Neste ponto, o desejo de ser aceito pelo seu próprio grupo racial, no qual a crença dissimulada ou explicita na superioridade branca está muito presente, pode levar a pessoa a readequar seu sistema de crenças para tornar-se mais coerente com a aceitação do racismo. (Podemos identificar este ponto como a falsa independência)

A culpa e a ansiedade associadas com a desintegração podem ser redirecionadas sob a forma de medo e raiva contra negros, que são agora acusados de ser fonte de mal-estar emocional.

Janet Helms sugere que é realmente fácil para os brancos ficarem paralisados no estágio da reintegração, particularmente se é possível evitar negros. Todavia, se há um catalisador para continuar a auto-reflexão, a pessoa questiona sua definição de ser branco e a justificação do racismo.

O indivíduo experimenta, então, um senso de alienação em relação aos outros brancos que não experimentaram o seu próprio racismo.

Desconfortável com sua própria branquitude, ainda incapaz de ser verdadeiramente qualquer coisa, o indivíduo pode buscar uma nova maneira, mais confortável, de ser branco. Esta busca é a característica do estágio de desenvolvimento imersão/emersão.
Estudar sobre brancos anti-racistas pode também oferecer aos negros a esperança de que é possível ter aliados brancos.

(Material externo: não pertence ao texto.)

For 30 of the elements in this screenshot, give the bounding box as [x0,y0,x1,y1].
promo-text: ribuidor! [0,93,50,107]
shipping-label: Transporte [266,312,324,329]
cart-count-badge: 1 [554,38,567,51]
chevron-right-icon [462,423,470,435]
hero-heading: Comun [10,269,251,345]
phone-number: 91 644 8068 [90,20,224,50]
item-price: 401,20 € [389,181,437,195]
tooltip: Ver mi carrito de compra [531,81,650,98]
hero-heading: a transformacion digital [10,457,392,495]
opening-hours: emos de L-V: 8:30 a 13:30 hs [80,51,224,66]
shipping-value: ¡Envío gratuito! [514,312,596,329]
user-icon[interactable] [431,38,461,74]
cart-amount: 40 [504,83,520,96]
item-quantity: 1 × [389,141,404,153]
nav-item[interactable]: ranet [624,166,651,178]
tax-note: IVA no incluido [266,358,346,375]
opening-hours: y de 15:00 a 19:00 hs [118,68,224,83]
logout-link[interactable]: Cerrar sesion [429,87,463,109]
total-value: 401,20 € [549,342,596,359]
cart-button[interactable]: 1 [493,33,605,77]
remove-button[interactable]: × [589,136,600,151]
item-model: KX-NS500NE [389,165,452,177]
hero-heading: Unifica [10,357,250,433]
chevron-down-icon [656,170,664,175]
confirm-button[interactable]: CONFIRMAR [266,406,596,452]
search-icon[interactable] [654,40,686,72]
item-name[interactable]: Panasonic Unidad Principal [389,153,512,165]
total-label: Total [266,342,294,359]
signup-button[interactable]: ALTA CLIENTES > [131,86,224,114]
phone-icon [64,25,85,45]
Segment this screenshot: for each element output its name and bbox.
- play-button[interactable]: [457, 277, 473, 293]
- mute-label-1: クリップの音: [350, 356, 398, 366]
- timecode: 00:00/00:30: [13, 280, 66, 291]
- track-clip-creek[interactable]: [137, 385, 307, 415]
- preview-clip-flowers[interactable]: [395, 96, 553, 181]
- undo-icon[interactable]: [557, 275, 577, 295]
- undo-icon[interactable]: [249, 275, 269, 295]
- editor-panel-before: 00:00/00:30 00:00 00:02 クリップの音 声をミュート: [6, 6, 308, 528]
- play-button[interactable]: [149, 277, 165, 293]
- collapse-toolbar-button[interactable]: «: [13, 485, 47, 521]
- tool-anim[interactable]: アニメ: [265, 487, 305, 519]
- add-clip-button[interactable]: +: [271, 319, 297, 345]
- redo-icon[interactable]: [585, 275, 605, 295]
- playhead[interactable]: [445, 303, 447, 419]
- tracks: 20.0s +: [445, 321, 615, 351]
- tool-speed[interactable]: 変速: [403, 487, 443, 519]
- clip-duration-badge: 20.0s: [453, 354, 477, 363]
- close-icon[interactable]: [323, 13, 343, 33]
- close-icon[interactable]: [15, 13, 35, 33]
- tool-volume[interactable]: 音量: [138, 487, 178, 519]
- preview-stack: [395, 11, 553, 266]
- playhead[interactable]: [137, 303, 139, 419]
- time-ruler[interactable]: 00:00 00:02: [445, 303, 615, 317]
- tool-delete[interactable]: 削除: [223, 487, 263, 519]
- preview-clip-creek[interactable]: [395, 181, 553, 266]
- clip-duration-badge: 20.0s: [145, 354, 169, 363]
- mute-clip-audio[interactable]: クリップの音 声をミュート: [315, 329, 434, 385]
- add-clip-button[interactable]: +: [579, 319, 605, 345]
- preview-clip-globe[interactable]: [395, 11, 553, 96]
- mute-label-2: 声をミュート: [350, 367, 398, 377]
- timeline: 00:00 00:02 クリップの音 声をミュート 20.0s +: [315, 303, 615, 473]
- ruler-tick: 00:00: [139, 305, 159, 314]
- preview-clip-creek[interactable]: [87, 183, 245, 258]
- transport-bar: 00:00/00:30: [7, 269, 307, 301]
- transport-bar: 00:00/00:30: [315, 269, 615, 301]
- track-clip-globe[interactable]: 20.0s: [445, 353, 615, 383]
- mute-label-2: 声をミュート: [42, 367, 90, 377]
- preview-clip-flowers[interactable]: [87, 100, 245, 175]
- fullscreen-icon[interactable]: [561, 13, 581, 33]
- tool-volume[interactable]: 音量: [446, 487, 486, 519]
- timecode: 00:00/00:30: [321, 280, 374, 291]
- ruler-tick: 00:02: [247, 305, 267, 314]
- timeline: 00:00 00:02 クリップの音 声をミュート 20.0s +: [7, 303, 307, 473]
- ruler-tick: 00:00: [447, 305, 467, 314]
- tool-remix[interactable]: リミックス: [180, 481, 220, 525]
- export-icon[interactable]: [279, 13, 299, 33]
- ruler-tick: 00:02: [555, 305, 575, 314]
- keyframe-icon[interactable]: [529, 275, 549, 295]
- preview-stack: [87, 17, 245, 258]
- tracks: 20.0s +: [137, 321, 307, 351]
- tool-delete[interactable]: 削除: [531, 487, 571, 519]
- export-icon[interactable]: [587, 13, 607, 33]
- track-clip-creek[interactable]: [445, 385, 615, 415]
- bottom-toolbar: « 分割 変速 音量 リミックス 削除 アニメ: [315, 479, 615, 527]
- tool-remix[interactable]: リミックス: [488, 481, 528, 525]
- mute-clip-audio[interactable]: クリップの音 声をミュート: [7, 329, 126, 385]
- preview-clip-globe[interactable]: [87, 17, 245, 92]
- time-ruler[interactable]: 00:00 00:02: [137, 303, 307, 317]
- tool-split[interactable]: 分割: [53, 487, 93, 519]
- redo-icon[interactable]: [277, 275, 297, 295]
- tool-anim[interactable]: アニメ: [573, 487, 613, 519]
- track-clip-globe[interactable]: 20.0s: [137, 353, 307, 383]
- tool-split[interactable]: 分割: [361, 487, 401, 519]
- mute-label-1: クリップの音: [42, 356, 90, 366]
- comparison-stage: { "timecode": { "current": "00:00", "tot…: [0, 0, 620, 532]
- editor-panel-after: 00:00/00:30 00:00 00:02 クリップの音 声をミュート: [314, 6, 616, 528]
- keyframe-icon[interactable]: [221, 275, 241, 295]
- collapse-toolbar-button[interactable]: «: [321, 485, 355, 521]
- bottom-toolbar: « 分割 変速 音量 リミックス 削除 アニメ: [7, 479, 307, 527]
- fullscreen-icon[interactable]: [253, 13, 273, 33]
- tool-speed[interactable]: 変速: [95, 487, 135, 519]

Para brancos, a internalização de uma nova percepção do que é ser branco é a tarefa básica do estágio de autonomia. Os sentimentos positivos associados a esta redefinição energizam os esforços pessoais para confrontar a opressão e o racismo na sua vida cotidiana. É um processo sempre em andamento, no qual a pessoa precisa estar continuamente aberta a novas informações e novas formas de pensar sobre variáveis culturais e raciais.

Os estudos de Edith Piza e Janet Helms são fundamentais porque nos auxiliam a focalizar o problema das relações raciais como um problema das relações entre negros e brancos e não como um problema do negro, como habitualmente se faz no Brasil; como se o branco não fosse elemento essencial desta análise, como se identidade racial não tivesse fortes matizes ideológicos, políticos, econômicos e simbólicos que explicam e, ao mesmo tempo, desnudam o silêncio e o medo.]



Livro: Psicologia Social do Racismo - Estudos sobre branquitude e branqueamento no Brasil – Iray Carone e Maria Aparecida Silva Bento.

Observação: o livro da Janet E. Helms é o Black and White racial identity: theory, research and practice. New York: Greenwood Press, 1990.